April 16th, 2024

First cases of Dutch Elm Disease in province found in Lethbridge


By Lethbridge Herald on August 27, 2020.

City urban forestry technician Lindsay Bell points out some of the features of an elm tree in a northside park, as forestry staff confirmed two trees were recently discovered to be infected with Dutch Elm Disease. Herald photo by Ian Martens @IMartensHerald

Tim Kalinowski
Lethbridge Herald
tkalinowski@lethbridgeherald.com
The City of Lethbridge has the first two confirmed cases of Dutch Elm Disease in the province of Alberta.
City forestry technicians noted the tell-tale signs in two trees in north Lethbridge in early August.

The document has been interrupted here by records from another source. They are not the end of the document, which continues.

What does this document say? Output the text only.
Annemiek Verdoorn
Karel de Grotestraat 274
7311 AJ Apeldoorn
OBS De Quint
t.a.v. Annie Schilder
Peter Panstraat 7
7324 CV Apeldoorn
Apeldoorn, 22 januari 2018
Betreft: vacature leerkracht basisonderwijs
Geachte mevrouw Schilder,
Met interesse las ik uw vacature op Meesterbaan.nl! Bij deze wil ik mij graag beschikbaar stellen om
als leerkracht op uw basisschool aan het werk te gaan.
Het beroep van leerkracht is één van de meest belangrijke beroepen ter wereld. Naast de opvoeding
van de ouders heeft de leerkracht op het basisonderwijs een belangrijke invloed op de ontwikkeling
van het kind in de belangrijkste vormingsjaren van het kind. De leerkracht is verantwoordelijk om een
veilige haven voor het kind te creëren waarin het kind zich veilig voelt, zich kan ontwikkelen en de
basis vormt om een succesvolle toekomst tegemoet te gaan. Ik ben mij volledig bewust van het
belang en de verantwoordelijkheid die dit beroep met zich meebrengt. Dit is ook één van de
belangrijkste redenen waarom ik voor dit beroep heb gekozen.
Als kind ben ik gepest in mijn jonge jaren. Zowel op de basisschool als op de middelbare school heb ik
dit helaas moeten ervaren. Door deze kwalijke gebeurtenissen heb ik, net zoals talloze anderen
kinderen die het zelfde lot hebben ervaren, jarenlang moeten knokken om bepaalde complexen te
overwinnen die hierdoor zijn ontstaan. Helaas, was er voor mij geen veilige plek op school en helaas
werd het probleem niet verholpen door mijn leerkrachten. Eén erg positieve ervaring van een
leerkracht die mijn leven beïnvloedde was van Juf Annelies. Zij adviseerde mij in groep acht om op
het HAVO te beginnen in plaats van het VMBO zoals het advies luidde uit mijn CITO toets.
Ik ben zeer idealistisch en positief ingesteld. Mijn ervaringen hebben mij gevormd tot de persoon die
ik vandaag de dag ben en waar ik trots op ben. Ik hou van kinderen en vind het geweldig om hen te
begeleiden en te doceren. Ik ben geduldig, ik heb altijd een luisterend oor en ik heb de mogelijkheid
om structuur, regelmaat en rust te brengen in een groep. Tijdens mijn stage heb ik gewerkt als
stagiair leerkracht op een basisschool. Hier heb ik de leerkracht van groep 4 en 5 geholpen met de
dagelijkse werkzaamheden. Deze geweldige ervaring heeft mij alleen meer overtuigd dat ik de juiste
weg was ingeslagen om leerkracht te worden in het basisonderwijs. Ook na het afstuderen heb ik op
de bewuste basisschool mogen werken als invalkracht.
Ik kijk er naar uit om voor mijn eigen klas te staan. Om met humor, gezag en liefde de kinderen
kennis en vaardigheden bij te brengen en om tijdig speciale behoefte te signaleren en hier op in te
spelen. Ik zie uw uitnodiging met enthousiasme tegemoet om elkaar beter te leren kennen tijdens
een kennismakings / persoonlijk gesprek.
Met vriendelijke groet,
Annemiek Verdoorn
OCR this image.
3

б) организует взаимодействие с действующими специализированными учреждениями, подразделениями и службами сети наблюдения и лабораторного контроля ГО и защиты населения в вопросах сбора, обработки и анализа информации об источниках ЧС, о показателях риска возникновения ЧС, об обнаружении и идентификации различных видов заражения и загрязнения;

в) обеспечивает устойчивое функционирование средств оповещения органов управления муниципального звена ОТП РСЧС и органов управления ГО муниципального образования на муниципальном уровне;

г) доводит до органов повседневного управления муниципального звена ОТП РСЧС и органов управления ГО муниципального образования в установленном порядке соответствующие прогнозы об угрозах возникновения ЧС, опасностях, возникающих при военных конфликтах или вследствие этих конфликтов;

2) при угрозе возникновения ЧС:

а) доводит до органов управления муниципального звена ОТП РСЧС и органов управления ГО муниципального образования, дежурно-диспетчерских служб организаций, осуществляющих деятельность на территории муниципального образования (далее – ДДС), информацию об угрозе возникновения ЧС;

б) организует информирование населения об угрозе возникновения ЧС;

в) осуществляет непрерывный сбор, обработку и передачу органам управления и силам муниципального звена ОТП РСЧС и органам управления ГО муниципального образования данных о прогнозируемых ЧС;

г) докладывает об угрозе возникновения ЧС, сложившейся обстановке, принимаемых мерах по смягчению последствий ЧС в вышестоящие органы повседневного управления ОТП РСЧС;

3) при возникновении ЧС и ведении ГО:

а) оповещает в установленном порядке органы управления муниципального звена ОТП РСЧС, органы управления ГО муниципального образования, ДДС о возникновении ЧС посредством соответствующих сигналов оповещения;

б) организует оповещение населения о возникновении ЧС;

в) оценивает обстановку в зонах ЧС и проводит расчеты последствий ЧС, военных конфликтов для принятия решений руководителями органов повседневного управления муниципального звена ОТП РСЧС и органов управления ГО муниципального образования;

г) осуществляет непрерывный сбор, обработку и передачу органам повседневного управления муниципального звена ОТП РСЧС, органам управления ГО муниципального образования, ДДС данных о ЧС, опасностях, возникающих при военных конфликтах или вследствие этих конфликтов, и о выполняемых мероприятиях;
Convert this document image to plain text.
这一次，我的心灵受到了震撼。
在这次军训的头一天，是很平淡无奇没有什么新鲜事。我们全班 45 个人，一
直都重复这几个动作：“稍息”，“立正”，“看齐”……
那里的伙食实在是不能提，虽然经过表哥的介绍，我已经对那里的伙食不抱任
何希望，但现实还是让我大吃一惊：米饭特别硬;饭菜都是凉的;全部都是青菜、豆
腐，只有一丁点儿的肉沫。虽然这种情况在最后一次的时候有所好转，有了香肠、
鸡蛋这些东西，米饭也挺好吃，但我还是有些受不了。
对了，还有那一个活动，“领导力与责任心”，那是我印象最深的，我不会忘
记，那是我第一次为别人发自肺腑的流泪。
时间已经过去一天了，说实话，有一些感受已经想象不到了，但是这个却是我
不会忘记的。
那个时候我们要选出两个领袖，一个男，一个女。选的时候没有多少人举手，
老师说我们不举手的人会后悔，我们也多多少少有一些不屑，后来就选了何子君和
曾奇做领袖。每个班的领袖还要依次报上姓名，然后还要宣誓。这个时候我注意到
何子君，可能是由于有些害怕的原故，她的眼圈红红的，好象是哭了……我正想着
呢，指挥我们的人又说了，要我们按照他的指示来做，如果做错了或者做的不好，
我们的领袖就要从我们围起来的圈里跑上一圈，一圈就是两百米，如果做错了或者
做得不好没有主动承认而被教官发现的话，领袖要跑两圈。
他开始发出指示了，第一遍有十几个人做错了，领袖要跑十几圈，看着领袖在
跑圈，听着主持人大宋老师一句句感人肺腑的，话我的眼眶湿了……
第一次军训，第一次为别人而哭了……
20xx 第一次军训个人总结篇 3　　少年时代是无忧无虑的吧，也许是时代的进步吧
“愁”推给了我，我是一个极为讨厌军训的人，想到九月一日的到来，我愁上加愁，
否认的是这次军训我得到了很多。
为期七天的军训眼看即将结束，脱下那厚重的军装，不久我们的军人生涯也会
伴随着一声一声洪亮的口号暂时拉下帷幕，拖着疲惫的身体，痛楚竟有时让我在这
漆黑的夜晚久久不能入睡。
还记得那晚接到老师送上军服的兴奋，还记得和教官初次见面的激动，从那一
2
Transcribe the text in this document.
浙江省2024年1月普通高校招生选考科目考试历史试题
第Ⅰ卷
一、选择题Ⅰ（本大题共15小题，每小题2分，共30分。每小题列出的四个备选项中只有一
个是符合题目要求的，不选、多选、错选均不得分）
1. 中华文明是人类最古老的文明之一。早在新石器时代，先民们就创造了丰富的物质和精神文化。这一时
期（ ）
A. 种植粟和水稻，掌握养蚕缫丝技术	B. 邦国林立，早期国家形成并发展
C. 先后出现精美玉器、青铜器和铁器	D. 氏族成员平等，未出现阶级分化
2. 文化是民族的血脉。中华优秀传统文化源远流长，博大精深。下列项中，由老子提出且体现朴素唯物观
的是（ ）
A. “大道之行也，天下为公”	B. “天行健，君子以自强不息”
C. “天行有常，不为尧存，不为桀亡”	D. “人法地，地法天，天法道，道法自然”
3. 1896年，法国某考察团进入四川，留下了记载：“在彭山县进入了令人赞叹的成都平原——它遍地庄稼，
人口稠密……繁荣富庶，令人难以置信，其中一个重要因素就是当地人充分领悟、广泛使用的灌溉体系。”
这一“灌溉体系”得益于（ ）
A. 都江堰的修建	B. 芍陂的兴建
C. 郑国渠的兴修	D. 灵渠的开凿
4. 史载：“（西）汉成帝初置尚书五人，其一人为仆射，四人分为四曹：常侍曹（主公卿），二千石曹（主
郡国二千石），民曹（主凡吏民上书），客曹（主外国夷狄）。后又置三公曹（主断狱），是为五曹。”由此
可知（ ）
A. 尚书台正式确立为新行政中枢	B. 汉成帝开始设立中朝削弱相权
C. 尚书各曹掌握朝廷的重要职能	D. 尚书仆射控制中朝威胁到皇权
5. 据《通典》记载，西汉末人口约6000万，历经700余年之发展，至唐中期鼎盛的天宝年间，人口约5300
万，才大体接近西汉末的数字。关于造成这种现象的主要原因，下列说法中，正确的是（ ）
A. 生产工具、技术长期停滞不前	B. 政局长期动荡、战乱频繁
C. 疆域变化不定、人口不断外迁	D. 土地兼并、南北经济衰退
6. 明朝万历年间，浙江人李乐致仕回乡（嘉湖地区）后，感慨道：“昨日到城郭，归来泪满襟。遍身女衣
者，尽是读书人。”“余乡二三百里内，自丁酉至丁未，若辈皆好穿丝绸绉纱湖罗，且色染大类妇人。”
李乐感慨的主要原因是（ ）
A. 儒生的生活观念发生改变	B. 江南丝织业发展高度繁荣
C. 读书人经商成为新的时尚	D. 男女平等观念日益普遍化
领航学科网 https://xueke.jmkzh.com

When samples were sent off for testing at federal and provincial labs, they came back positive.
The trees have since been cut down and destroyed to reduce the risk of nearby spread.
Dutch Elm Disease (DED) has been circulating in urban forests in North America since 1928, and has caused the mass die-off of these stately shade trees as the condition spreads steadily through the continent. The disease is spread by tiny elm bark beetles who act as carriers, but the root cause of the disease is a fungus which gets into open wounds in the trees and spreads through the branches. Both Montana and Saskatchewan have had the disease for a number of years.
City Parks manager Dave Ellis said it is unknown how Dutch Elm Disease came to be in Lethbridge’s urban forest, but is likely due to some local citizens not following the rules on how to prevent the spread despite decades of prominent public messaging over the issue.
“This is a deadly disease that is spread by fungus carried by the elm bark beetle,” he explained. “This is currently the only known location in Alberta or British Columbia. Our two Western provinces have been the last place in Canada to be DED free. Lethbridge has been part of Society to Reduce Dutch Elm Disease since its inception.
“A few regulations are in place that have contributed to the successful prevention of Dutch Elm Disease in the past. They include a pruning ban on all elms between April 1 and Sept. 30. It is also illegal to use, store, sell or transport elm firewood. And it is illegal to purchase or transport elm trees from infected areas.
“We don’t know, and we will probably never know, how this disease arrived in the middle of Lethbridge, but probably one of these regulations were not followed.”
Lethbridge has just under 6,000 elm trees which are all now at risk representing about 12 per cent of the city’s total urban forest, said Ellis, and the provincial and federal government will likely become directly involved in trying to prevent the spread of the disease outside of the city and may, in effect, impose a total elmwood bubble, or quarantine, over the city.
This may lead to additional costs for monitoring and enhanced testing on local elms which the City will have to bear, at least in part.
“People with elm trees on private property are asked to confirm they have an elm tree,” stated Ellis. “And then to monitor it, if they do, for signs and symptoms. The most common sign and symptom this time of year includes flagging, (sudden wilting and yellowing of leaves and quick onset of desiccation, or drying out, in leaves on branches, or on other parts of the tree). Parks staff are available to help if there is suspicion or confusion as to whether the tree is in fact infected. We ask homeowners to contact us through the 311 system.”
Ellis said city council has already set aside contingency funds to prepare for such an eventuality, but Ellis still expressed his sadness that those contingency measures will now have to be enacted in his time as Parks manager.
“The efforts to control Dutch Elm Disease,” he explained, “and keep it out of the province, have been going on for 20 or 25 years, and it has been a very active effort, and very deliberate, on the part of municipalities in the province of Alberta. Because it has been devastating where this has showed up. It is very costly, and totally affects the makeup of the urban forest when it has shown up.”
Ellis said the City has launched an aggressive effort to observe all elm trees on public lands in the urban forest to seek out any other possible trees infected with the disease. He emphasized the best way for citizens to help with this effort is for homeowners to examine their own trees and for residents to follow the regulations laid out on the pruning, storage and import of elmwood.